The proposal comes after weeks of talks between Rep. Tom MacArthur (R-N.J.), a co-chairman of the moderate Tuesday Group, and Rep. Mark Meadows (R-N.C.), chairman of the House Freedom Caucus, a group of ultra-conservative Republicans.
But the proposal, which has not been formally introduced, may have trouble winning over more moderate members of the caucus.
MacArthur had already been a “yes” vote on the GOP’s previous measure, the American Health Care Act, before it was pulled by House leadership in March. But other moderates have been skeptical of proposals that could undermine their campaign promises, such as repealing the Affordable Care Act’s protections for people with pre-existing conditions.
“The question is whether it can get 216 votes in the House and the answer isn’t clear at this time,” a senior GOP aide said, referring to the number of votes needed to bypass support from Democrats. “There is no legislative text and therefore no agreement to do a whip count on.”
The White House is pushing for a health care vote next Wednesday or Thursday, just before President Donald Trump’s 100th day in office, according to a Politico report. But a White House aide told Morning Consult that there was no timetable or set date for a vote.
According to a summary of the proposal, states would get a limited waiver option where they could apply for exemption from certain federal standards, including essential health benefits and community rating. Previous GOP plans had also floated giving states more waiver options, but this plan clearly details what states would be allowed to waive. It does not include waiving guaranteed issue, which ensures access to health insurance, as some conservatives had wanted.
On the community rating issue, states would not be able to waive rules related to gender, age and health status unless the state has established its own high-risk pool or is participating in a federal pool. States would also have to show their plan would reduce premium costs, increase the number of individuals with health care coverage or advance another benefit in the state’s public interest in order to get approval.
Unlike the failed bill, the newest plan would reinstate the ACA’s essential health benefits and would maintain certain protections, such as prohibiting insurers from denying coverage to people with pre-existing conditions and keeping guaranteed issue.
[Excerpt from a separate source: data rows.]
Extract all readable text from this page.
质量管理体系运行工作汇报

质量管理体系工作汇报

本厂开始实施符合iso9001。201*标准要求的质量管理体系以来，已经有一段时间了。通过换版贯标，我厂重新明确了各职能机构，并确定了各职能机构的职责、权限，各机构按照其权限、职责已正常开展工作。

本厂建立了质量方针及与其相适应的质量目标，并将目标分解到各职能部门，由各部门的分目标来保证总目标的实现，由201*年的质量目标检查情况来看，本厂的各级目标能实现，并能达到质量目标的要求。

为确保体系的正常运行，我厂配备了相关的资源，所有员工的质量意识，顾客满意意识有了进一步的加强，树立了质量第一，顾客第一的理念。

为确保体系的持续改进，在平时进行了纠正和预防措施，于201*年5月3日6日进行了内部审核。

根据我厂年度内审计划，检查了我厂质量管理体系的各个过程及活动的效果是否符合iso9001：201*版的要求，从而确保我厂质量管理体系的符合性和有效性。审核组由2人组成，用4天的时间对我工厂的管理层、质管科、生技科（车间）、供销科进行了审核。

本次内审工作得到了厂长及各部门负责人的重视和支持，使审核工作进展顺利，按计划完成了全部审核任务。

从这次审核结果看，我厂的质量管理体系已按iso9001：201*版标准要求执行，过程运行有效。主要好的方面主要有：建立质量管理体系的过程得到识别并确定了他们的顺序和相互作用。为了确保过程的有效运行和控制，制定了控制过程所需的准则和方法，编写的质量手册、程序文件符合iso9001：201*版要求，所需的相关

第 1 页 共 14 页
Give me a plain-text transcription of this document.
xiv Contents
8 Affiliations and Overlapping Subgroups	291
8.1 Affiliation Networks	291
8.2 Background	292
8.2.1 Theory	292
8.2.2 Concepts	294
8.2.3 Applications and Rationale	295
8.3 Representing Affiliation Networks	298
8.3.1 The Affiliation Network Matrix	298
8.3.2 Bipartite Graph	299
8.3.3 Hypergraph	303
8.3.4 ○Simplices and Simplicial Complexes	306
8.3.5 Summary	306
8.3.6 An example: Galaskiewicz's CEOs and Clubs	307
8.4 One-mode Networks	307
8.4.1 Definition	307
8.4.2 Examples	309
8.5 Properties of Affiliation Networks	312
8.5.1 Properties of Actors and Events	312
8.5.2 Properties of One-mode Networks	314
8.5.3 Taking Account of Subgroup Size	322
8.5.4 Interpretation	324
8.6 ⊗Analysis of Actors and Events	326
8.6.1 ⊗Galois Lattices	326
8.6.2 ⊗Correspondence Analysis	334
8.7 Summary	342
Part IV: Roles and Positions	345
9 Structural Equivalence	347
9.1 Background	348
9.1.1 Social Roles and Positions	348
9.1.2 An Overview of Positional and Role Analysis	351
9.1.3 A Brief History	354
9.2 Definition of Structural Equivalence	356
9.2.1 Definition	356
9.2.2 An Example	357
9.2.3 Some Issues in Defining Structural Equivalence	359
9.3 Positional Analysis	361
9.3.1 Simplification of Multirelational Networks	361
It would also keep the ACA’s most popular provisions, such as allowing young adults to remain on their parents’ insurance policies until age 26 and prohibiting discrimination based on gender.
But policy experts warn guaranteed issue would not work in practice if people with costly pre-existing conditions could be charged more for coverage.
The proposal comes as Republicans are preparing to return to D.C. after a two-week recess and are hopeful they can finally get a health care deal that would bring at least 216 members of their party on board, out of 237 GOP members in the House. But other priorities may have to come first, including striking a deal with Democrats by April 28 to prevent a government shutdown.
The GOP added one amendment focused on federal high-risk pools to the legislation before leaving town, but leaders acknowledged that was not enough for the conference to come together. The proposal did not appear to sway any votes on its own.
Update: This story has been updated to reflect the White House comment on a timing of a vote.